Als stellvertretende Parteivorsitzende bevorzugt Apfel seinen Kollegen Udo Pastörs, der die Fraktion in Mecklenburg-Vorpommern nun zum zweiten Mal anführt, außerdem Karl Richter, der für die “Bürgerinitiative Ausländerstopp” im Münchner Stadtrat sitzt, sowie Frank Franz, Landesvorsitzender der saarländischen NPD. Udo Voigt würde demnach kein bezahltes Parteiamt und keine Funktion im Bundesverband mehr innehaben. Ohne Job wäre dann auch Matthias Faust, eine an der Basis unpopuläre DVU-Altlast, der durch die Parteifusion zum stellvertretenden Bundesvorsitzenden aufgerückt war.

Ausweichende Aussagen

Nicht bekannt ist allerdings, ob die sächsische NPD die Liste tatsächlich beim vergangenen Landesparteitag satzungsgerecht verabschiedet hat, denn auf der Tagesordnung stand dergleichen nicht. Auf der Website “Deutschland Echo” (ehemals “Gesamtrechts”) reagierte Apfel ausweichend mit dem Hinweis, dass die sächsischen Vorschläge “nichts darüber aussagen, ob die betreffenden Kameraden überhaupt kandidieren bzw. von einem Bewerber um den Parteivorsitz auch tatsächlich vorgeschlagen werden.”

Im Gegensatz zu früheren “Leaks” ist die Authentizität des Papiers von keinen Parteifunktionären bestritten worden. Indirekt beschuldigt Apfel aber Voigts Berliner Parteizentrale, das angeblich verschlüsselt übersandte Dokument bewusst einem NDR-Journalisten zugespielt zu haben. Apfel dazu: “Möge jeder die entsprechenden Rückschlüsse daraus ziehen.”

Apfel entzieht sich derweil einer inhaltlichen Stellungnahme und fordert alle Mitglieder dazu auf, sich auf den Wahlkampf-Endspurt in Berlin zu konzentrieren. Eine doppelzüngige Ansage, denn eine halb-öffentlich ausgetragene Personaldebatte hatte bereits vor zwei Jahren den von Apfel mitgetragenen Versuch vereitelt, Voigt zu entmachten. Damals hatte Peter Marx zuerst den einstigen NPD-“Chefideologen” und wenig später aus der Partei ausgeschlossenen Andreas Molau als Voigt-Gegenspieler aufgebaut. Beim Sonderparteitag 2009 hat sich dann Udo Pastörs gegen Voigt zur Wahl gestellt. Er unterlag deutlich – und Marx verlor wegen seiner “Putschpläne” den Posten des Generalsekretärs.

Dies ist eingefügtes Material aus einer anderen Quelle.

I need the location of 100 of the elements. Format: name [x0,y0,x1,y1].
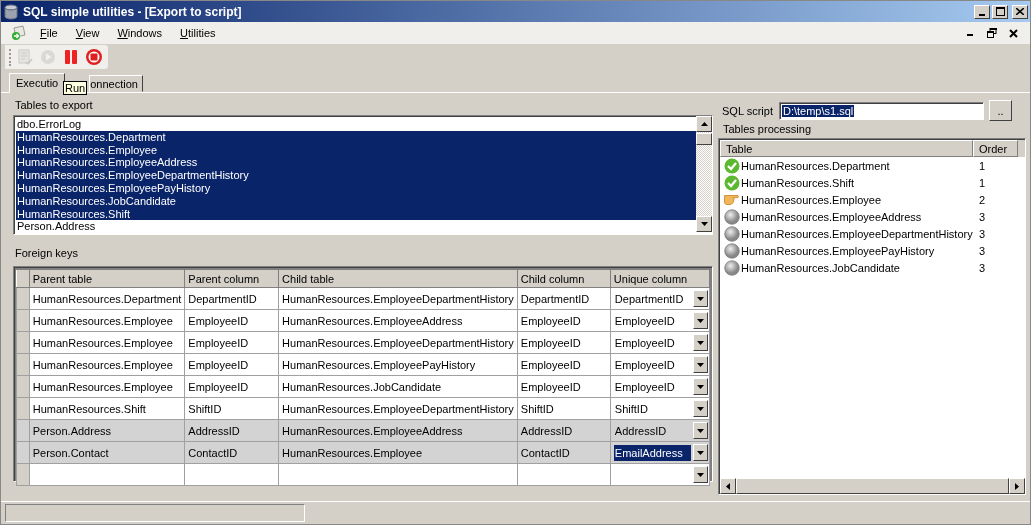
close-icon [1009,28,1018,38]
path-field[interactable]: D:\temp\s1.sql [778,101,984,120]
down-arrow-icon [697,406,704,411]
down-arrow-icon [697,296,704,301]
dropdown-button[interactable] [693,422,708,439]
up-arrow-icon [700,122,708,126]
column-header[interactable]: Table [720,140,973,157]
column-header[interactable]: Child table [278,269,518,288]
table-cell: EmployeeID [184,309,279,332]
database-icon [3,3,19,20]
window-title: SQL simple utilities - [Export to script] [23,4,243,19]
scroll-thumb[interactable] [696,133,712,145]
dropdown-button[interactable] [693,312,708,329]
table-cell: HumanResources.Employee [29,331,185,354]
row-header[interactable] [16,287,30,310]
down-arrow-icon [697,428,704,433]
order-value: 3 [978,210,986,223]
dropdown-button[interactable] [693,356,708,373]
left-arrow-icon [726,482,730,490]
table-cell: HumanResources.EmployeeDepartmentHistory [278,331,518,354]
close-button[interactable] [1012,4,1028,19]
section-label: Foreign keys [14,246,79,261]
browse-button[interactable]: .. [988,100,1012,121]
table-cell: HumanResources.Department [29,287,185,310]
table-cell: HumanResources.JobCandidate [278,375,518,398]
list-item[interactable]: dbo.ErrorLog [16,118,696,131]
table-cell: EmployeeID [517,353,611,376]
table-name: HumanResources.EmployeeAddress [741,210,922,223]
order-value: 3 [978,244,986,257]
down-arrow-icon [697,450,704,455]
down-arrow-icon [697,384,704,389]
list-item[interactable]: HumanResources.Department [16,130,696,144]
down-arrow-icon [697,318,704,323]
tooltip: Run [63,81,88,95]
menu-item[interactable]: File [31,25,67,41]
order-value: 2 [978,193,986,206]
close-icon [1016,8,1024,15]
minimize-icon [979,13,985,16]
column-header[interactable]: Order [973,140,1018,157]
tab[interactable]: onnection [89,75,143,92]
pause-icon [62,48,80,66]
table-name: HumanResources.Employee [741,193,881,206]
dropdown-button[interactable] [693,400,708,417]
table-name: HumanResources.EmployeePayHistory [741,244,935,257]
dropdown-button[interactable] [693,290,708,307]
menu-item[interactable]: View [66,25,109,41]
menu-item[interactable]: Windows [108,25,172,41]
list-item[interactable]: HumanResources.EmployeeAddress [16,156,696,170]
table-cell: EmployeeID [517,375,611,398]
order-value: 1 [978,159,986,172]
minimize-button[interactable] [974,4,990,19]
toolbar-grip[interactable] [9,48,12,66]
menu-item[interactable]: Utilities [171,25,225,41]
list-item[interactable]: HumanResources.EmployeeDepartmentHistory [16,169,696,182]
stop-icon [85,48,103,66]
table-cell[interactable]: EmailAddress [613,444,691,461]
down-arrow-icon [697,472,704,477]
stop-button[interactable] [84,47,104,67]
tab[interactable]: Executio [9,73,66,93]
table-cell: ShiftID [517,397,611,420]
table-cell: EmployeeID [184,331,279,354]
document-icon[interactable] [11,25,27,41]
column-header[interactable]: Unique column [610,269,710,288]
table-name: HumanResources.Department [741,159,890,172]
order-value: 3 [978,227,986,240]
column-header[interactable]: Parent column [184,269,279,288]
maximize-button[interactable] [992,4,1008,19]
document-check-icon [16,48,34,66]
order-value: 3 [978,261,986,274]
table-cell: EmployeeID [184,375,279,398]
table-cell: EmployeeID [184,353,279,376]
table-name: HumanResources.JobCandidate [741,261,900,274]
table-cell: Person.Contact [29,441,185,464]
field-label: SQL script [722,104,773,117]
section-label: Tables to export [14,98,94,113]
table-cell: HumanResources.Shift [29,397,185,420]
dropdown-button[interactable] [693,444,708,461]
table-name: HumanResources.EmployeeDepartmentHistory [741,227,973,240]
table-list[interactable] [13,115,713,235]
table-cell: DepartmentID [184,287,279,310]
column-header[interactable]: Parent table [29,269,185,288]
restore-icon [987,28,997,38]
list-item[interactable]: Person.Address [16,220,696,234]
table-name: HumanResources.Shift [741,176,855,189]
order-value: 1 [978,176,986,189]
section-label: Tables processing [722,122,813,137]
table-cell: HumanResources.EmployeeAddress [278,419,518,442]
dropdown-button[interactable] [693,334,708,351]
scrollbar[interactable] [696,116,712,232]
dropdown-button[interactable] [693,378,708,395]
column-header[interactable]: Child column [517,269,611,288]
table-cell: HumanResources.Employee [29,309,185,332]
down-arrow-icon [700,222,708,226]
table-cell: HumanResources.EmployeeAddress [278,309,518,332]
scrollbar[interactable] [720,478,1025,494]
table-cell: HumanResources.EmployeeDepartmentHistory [278,397,518,420]
table-cell: EmployeeID [517,331,611,354]
dropdown-button[interactable] [693,466,708,483]
table-cell: DepartmentID [517,287,611,310]
table-cell: ShiftID [184,397,279,420]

Alter Plan mit neuem Briefkopf

Beim Neuanlauf anno 2011 war es wieder Marx, nunmehr in der Funktion eines Fraktionsmitarbeiters, der die Diskussion entfachte: Noch während des Wahlkampfes in Meckleburg-Vorpommern sagte er gegenüber der TAZ, “dass Udo Voigt nicht alleine für den Bundesvorsitz kandidieren” werde. Bei der Landespressekonferenz kurz nach der MV-Wahl bestätigte Pastörs, er könne sich “das ein oder andere Amt durchaus vorstellen. Es gibt ja auch demnächst vielleicht auch mal wieder einen Parteitag der NPD.“

“Auch mal wieder”? Der Parteitag ist längst auf den 15. Oktober terminiert und soll in Gera stattfinden, vorausgesetzt, es findet sich ein geeigneter Tagungsort. Auch die Personalvorschläge stehen fest, am kommenden Donnerstag verstreicht die Antragsfrist.

Welche Delegierten sich einen Monat später für Apfel entscheiden werden, ist noch nicht abzusehen, denn selbst in Sachsen ist er nicht in allen Verbänden wohl gelitten. Zudem pocht der sächsische Landesverband traditionell auf seine Unabhängigkeit vom Vorstand der Bundespartei. Das wäre künftig schwer durchzuhalten. Ein Aufstieg Apfels würde hinterher auch wichtige Posten in der sächsischen NPD zur Disposition stellen und könnte mittelfristig ein weiteres Aufrücken der “Freien Kräfte” bedeuten.